The open house and town hall will serve as a report on some of the group’s earlier initiatives and outline an action plan for 2015. Guest speaker is Cary Bozeman, former mayor of Bellevue and Bremerton. The City of Aberdeen’s leaders will ask the City Council on Feb. 26 to hire Bozeman as a consultant to help revamp the city.

Between 2007 and 2009, Vision 2020 developed an ambitious set of 125 community goals, 85 of which are ongoing, Ron Pinnick, the group’s community coordinator, said Monday. Among the best known of its accomplishments, he said, is the Paint the Corridor project in which 400 volunteers painted 67 homes over three years along the corridor between Hoquiam and Aberdeen.

Vision 2020 leaders and volunteers have been working mostly behind the scenes on projects aimed at building a sustainable Grays Harbor, Pinnick said. He pointed to adding 37,000 feet of rail infrastructure at Port of Grays Harbor and improving wastewater treatment capacity at Satsop Development Park as accomplishments.

Among goals for 2014 listed on the website are unifying selected public services, creating multipurpose civic centers to replace traditional city halls, and creating a dedicated fund to encourage the improvement of the building facades and to remove “blighted buildings.”

Bozeman is considering hiring the vice president of the executive board of Vision 2020, Scott Reynvaan, as part of a team that will work on the proposed two-year contract with the City of Aberdeen. David Quigg is president of Vision 2020’s executive board, Alissa Shay is secretary and Stan Pinnick is treasurer.
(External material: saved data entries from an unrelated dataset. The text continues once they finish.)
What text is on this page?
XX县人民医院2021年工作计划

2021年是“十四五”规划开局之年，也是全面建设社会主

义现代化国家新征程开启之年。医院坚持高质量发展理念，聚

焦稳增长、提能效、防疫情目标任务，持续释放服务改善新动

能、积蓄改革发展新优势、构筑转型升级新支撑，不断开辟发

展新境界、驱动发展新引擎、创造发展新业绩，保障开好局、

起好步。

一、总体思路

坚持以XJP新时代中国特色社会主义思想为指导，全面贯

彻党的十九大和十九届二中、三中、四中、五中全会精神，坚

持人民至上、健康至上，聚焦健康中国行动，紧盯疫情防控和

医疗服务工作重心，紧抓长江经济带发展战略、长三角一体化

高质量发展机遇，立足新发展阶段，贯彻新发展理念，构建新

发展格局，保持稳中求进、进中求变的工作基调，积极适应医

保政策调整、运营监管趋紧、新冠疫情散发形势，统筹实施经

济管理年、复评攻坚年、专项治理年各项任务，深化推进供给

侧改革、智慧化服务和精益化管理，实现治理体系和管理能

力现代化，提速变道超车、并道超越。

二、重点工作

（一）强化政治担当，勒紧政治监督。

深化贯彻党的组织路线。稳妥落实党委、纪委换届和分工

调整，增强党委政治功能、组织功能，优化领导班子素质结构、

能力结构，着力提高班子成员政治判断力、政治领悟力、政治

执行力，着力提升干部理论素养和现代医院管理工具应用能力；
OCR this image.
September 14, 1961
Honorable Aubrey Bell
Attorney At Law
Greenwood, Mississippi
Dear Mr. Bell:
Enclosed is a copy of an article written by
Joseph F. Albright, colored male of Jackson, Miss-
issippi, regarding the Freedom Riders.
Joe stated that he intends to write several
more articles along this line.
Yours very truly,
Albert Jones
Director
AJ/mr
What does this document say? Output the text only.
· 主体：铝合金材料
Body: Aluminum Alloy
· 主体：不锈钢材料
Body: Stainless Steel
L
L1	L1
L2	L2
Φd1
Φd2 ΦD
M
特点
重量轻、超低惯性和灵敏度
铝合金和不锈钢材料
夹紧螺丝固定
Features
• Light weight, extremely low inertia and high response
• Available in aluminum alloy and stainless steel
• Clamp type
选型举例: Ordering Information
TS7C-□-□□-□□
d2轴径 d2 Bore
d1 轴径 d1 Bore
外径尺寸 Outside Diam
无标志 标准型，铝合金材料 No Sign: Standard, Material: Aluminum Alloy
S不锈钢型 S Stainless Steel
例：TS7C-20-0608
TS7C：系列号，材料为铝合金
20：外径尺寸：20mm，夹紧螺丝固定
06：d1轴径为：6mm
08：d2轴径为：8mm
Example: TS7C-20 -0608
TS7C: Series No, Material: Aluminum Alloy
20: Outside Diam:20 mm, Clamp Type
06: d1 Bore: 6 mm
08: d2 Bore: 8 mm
Vision 2020 has five sets of goals: “1) Developing state-of-the-art infrastructure and governance systems, 2) Improving and connecting signature spaces and places, 3) Preserving and promoting our unparalleled environmental assets, 4) Fostering and nurturing a diverse and prosperous local economy, and 5) Expanding and enhancing social networks and cultural opportunities.”

“Despite prevailing economic malaise, local partners have managed to make significant progress by leveraging local resources, securing federal grants and finding new ways to get things done,” Good News Grays Harbor, their newsletter says. Go to graysharbor2020.com to review the spreadsheet of actions.

As positive developments done by local entities supportive of the Vision 2020 effort, the organization also lists, the city of Hoquiam receiving a $10,000 grant to create a downtown Historic Preservation Plan, Grays Harbor Council of Governments securing funding for street improvements in Aberdeen, Hoquiam, McCleary and Cosmopolis.

Pizza and light refreshment will be served.